Reason to isolate it:

  • this code is reusable even if the map schema changes
  • it is the strongest raw-file-backed part of the exporter

src/export-map.js

Responsibilities:

  • choose the record source
  • choose diagnostic art binding
  • normalize screen bounds
  • write cache metadata and composed outputs

This file holds the intentionally weak parts of v0 so they remain easy to replace.

src/render.js

Responsibilities:

  • sprite compositing
  • sort order approximation
  • PNG encoding
  • neutral opaque background for evaluation-friendly probe output

Data Contracts

Record

{
  "index": 0,
  "source": "region00",
  "typeWord": 74,
  "xWord": 5635,
  "yWord": 3815,
  "zWord": 0,
  "selectorWord": 1,
  "laneWord": 32,
  "screenX": -1820,
  "screenY": -4725
}

Bundle

{
  "offsetInRegion": 58808,
  "absoluteOffset": 534068,
  "kind": 5,
  "mode": 2,
  "paletteIndex": 12,
  "frameCount": 3,
  "dataOffset": 112,
  "frameTableOffset": 52
}

Scene Item

{
  "recordIndex": 0,
  "bundleSlot": 74,
  "bundleAbsoluteOffset": 954728,
  "frameIndex": 1,
  "screenX": -1820,
  "screenY": -4725,
  "drawX": -1879,
  "drawY": -4815,
  "width": 96,
  "height": 91,
  "originX": 59,
  "originY": 90
}

Validation Strategy

v0 validation should answer four questions only:

  1. Did the raw WDL parse into the documented regions?
  2. Did the graphics-bank scanner recover plausible bundles with decoded frames?
  3. Did the constructor-placement extractor recover plausible section-0 rows from the loader-sized section view?
  4. Did the compositor produce a non-empty PNG with recognizable art silhouettes on a neutral background?

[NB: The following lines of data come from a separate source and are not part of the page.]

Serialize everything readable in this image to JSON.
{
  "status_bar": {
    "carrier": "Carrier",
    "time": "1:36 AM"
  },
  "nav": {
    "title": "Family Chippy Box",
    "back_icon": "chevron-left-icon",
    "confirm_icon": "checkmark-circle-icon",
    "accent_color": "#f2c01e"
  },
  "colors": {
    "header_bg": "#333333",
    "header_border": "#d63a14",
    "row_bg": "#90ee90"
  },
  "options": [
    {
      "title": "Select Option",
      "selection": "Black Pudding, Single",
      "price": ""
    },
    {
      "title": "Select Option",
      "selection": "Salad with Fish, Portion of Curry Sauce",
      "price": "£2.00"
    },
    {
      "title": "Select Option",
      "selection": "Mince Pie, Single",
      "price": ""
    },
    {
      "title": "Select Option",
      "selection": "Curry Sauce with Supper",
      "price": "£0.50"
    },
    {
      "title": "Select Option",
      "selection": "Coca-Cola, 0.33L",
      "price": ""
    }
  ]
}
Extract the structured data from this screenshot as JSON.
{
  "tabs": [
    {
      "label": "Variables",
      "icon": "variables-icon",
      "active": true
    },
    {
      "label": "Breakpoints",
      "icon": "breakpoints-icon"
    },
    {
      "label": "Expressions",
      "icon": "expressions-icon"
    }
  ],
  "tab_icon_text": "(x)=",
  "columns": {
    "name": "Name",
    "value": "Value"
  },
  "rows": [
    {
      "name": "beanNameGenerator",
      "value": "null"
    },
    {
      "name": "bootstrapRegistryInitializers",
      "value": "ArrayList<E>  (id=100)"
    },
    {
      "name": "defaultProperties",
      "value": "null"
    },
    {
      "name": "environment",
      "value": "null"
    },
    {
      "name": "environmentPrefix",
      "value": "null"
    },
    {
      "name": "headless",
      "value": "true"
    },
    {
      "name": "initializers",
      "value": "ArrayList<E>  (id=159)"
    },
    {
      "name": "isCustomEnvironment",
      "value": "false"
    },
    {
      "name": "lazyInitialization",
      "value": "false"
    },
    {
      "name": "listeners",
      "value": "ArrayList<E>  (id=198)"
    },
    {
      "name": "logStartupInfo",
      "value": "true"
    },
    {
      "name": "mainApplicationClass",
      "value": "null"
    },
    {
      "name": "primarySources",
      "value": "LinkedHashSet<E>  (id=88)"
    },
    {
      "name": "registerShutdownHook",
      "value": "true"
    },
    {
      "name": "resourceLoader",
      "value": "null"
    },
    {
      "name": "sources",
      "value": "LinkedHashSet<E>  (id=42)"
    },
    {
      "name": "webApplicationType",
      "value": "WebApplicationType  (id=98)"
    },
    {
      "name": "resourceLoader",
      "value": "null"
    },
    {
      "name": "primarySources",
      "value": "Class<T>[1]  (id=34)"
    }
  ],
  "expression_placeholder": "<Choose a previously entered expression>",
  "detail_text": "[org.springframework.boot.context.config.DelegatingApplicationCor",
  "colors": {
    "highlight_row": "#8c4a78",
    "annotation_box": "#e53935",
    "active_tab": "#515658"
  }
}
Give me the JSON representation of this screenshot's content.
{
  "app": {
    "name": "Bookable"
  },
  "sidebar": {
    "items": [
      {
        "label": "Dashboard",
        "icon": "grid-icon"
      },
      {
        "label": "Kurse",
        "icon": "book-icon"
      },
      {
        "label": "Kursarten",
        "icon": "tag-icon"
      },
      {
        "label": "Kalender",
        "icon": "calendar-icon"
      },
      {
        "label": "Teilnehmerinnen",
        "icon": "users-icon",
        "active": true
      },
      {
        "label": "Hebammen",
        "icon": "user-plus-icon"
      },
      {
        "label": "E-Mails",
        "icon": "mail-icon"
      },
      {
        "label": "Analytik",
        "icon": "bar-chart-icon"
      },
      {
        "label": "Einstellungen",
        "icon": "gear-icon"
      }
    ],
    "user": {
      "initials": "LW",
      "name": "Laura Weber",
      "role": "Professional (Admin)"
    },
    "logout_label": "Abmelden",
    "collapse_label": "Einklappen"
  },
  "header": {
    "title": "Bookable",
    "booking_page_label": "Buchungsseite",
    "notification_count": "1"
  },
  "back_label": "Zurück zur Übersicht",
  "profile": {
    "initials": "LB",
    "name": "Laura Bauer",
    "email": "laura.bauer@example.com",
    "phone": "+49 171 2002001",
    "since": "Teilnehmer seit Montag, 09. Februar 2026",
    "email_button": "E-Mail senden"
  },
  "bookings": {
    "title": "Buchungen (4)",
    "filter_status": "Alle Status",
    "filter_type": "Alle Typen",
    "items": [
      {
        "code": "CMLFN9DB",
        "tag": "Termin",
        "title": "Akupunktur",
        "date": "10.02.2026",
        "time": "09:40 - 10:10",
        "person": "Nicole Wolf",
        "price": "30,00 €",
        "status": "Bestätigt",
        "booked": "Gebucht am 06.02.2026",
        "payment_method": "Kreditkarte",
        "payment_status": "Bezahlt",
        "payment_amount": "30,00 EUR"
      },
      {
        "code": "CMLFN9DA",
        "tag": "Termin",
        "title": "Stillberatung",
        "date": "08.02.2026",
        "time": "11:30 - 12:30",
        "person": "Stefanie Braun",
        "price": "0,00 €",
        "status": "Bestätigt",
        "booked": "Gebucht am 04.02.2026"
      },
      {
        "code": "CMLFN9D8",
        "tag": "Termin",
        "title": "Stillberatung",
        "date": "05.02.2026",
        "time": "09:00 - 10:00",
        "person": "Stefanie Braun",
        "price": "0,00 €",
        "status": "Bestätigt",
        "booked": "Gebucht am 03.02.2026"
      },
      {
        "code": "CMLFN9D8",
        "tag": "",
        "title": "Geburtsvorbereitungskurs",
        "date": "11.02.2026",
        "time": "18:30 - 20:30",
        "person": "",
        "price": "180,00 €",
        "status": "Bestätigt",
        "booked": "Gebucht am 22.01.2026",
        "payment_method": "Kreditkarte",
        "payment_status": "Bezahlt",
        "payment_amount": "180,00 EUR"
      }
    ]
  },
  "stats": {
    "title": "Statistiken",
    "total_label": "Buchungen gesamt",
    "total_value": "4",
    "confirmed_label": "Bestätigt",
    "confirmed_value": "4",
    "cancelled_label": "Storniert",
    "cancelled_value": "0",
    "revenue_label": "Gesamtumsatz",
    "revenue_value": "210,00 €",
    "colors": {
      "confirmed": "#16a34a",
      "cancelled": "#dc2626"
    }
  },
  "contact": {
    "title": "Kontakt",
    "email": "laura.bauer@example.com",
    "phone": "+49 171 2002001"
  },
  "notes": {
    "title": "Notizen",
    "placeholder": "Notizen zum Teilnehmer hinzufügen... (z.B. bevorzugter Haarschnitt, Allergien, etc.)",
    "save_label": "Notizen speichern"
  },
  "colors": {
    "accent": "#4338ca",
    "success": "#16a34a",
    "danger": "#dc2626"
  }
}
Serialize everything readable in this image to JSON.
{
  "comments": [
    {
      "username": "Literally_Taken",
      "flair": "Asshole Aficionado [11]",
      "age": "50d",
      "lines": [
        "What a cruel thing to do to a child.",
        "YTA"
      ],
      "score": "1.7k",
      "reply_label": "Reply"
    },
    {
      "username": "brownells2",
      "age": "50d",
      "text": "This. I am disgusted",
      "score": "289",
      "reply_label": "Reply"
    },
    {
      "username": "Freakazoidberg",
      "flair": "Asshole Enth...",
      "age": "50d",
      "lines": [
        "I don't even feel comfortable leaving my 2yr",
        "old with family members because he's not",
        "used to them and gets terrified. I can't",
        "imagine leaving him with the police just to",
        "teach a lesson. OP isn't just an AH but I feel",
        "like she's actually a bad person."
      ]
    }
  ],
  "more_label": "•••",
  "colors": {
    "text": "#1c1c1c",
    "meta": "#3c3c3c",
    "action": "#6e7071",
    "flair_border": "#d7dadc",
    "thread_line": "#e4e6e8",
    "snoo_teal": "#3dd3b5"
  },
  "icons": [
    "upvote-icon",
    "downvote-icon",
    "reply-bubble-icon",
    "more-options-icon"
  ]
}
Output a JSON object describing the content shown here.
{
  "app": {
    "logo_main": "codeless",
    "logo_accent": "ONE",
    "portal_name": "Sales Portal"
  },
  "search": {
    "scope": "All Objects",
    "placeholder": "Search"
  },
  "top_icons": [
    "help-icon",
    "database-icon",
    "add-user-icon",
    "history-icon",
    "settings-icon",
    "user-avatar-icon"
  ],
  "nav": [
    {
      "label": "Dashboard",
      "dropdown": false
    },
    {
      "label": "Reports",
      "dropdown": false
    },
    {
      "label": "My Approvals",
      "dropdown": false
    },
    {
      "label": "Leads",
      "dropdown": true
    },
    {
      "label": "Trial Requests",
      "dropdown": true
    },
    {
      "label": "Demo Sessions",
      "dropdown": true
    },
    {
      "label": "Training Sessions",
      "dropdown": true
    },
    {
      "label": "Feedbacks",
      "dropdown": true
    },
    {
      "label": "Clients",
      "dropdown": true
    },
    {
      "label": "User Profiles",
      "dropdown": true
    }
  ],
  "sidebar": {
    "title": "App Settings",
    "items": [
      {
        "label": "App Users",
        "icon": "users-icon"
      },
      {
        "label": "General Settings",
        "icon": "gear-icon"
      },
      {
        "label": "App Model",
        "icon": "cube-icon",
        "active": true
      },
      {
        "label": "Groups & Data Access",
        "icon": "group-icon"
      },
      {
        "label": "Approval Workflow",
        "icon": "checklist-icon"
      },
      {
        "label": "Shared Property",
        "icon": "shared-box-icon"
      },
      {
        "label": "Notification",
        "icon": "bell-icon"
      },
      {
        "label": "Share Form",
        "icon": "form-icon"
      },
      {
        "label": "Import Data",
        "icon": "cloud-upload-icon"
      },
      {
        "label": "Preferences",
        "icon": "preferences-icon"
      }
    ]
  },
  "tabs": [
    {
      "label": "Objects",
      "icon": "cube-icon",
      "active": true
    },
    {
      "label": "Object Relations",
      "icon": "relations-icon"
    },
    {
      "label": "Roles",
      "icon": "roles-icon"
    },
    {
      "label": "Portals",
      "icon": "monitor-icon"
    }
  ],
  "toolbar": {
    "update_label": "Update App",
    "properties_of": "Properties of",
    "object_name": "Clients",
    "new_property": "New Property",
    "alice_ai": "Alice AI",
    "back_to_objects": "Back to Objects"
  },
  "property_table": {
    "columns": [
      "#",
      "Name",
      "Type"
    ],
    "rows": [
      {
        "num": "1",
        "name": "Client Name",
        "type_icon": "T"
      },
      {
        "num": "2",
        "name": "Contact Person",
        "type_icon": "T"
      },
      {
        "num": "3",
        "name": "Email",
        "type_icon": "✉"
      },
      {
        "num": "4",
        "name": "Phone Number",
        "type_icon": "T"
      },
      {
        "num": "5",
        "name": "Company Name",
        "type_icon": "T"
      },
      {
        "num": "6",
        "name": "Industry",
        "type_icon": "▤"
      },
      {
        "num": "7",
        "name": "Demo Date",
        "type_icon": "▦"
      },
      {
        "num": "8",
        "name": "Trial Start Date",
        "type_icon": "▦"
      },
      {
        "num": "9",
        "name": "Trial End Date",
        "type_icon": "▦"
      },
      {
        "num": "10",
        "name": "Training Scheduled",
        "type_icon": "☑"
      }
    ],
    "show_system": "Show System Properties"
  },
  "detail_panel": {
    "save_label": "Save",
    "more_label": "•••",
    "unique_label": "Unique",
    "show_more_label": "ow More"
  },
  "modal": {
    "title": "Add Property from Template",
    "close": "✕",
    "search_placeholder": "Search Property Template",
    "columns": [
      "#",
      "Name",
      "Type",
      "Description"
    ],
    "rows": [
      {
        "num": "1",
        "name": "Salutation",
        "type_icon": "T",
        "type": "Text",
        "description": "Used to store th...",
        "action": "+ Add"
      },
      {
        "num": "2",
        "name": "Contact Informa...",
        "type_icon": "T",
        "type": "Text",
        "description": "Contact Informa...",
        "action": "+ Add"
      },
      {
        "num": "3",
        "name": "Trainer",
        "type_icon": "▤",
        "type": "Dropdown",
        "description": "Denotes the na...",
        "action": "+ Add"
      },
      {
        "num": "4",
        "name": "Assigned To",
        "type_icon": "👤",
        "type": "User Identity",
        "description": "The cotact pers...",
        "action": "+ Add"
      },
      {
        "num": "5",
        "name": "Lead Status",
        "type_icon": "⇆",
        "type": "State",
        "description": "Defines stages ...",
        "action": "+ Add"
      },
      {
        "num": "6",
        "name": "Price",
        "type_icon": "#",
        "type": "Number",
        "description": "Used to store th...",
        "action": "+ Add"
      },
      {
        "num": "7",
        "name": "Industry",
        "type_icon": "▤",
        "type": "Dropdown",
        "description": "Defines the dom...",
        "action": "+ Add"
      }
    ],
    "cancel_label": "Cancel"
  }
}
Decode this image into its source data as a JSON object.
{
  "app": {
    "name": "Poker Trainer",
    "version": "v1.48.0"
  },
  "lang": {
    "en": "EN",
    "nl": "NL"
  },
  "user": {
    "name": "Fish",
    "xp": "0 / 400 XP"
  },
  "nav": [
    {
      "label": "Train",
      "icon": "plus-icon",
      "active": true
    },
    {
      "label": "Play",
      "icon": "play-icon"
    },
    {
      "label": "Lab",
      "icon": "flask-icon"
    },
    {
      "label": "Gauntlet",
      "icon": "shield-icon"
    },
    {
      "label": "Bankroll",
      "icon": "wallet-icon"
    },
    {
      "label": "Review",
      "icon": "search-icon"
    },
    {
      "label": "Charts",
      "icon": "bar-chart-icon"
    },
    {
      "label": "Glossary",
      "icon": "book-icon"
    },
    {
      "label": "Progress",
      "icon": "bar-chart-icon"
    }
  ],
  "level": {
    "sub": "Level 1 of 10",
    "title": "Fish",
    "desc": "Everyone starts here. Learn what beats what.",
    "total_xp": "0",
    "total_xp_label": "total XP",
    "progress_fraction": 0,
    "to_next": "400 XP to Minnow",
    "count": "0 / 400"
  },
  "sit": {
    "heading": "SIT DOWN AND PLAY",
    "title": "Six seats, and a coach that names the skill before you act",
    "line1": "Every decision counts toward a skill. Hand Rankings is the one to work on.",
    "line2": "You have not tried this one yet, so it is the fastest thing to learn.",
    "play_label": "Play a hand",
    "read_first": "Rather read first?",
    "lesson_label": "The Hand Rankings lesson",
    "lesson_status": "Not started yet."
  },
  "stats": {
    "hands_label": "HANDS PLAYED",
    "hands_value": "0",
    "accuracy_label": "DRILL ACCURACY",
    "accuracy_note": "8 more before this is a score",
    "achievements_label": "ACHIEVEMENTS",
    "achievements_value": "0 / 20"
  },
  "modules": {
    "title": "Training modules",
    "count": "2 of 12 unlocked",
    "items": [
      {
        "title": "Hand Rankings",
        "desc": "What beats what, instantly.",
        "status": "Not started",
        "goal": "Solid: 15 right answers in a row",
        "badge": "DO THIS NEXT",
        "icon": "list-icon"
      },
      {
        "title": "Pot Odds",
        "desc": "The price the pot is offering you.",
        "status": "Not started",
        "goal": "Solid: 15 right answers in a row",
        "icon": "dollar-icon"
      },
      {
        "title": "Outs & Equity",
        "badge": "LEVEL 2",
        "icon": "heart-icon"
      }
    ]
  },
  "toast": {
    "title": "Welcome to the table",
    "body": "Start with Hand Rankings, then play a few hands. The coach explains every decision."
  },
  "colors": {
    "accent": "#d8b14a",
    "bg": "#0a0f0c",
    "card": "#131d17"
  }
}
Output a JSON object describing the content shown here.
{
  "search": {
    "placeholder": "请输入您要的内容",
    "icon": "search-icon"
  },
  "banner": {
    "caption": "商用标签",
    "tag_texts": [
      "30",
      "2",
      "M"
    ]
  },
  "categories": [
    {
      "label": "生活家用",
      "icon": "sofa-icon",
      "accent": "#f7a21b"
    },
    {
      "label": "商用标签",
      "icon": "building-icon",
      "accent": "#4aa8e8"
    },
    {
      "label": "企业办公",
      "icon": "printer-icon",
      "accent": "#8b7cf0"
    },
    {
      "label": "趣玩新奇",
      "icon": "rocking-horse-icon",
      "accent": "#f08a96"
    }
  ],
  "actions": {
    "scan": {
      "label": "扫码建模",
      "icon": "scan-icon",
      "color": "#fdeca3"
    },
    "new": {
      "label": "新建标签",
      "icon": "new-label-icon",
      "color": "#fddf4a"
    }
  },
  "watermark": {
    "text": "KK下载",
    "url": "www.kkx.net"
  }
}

This is enough for the first pass.

Risks

Binding risk

The diagnostic bundle binding is the weakest part of the pipeline.

Expected failure modes:

  • correct placement with wrong art family
  • repeated art across several type families
  • frame clamping where selector words exceed available bundle frames

Mitigation:

  • keep the chosen bundle slot, frame clamp count, and bundle-repeat metrics in output metadata

Schema risk

The region00 record extractor uses a plausibility scan instead of a final loader schema.

Expected failure modes:

  • false positives in some maps
  • missing records when the preamble differs

Mitigation:

  • preserve recordStartOffset
  • make region01 fallback selectable from CLI

Palette risk

Grayscale is intentionally not faithful to the executable color path.

Mitigation:

  • keep the grayscale rule explicit
  • do not mix partial CLUT heuristics into v0

Immediate Follow-Up Options

After v0 works, the next pass should choose one of these:

  1. Replace provisional art binding with a loader-backed type/resource lookup.
  2. Parse the late DAT_800758d8 bank directly from the large late graphics area instead of relying on slot order.
  3. Add executable-backed CLUT reconstruction once the palette path is pinned tightly enough.
  4. Recover stage-1 graph ordering when sprite placement is stable enough to make sort differences meaningful.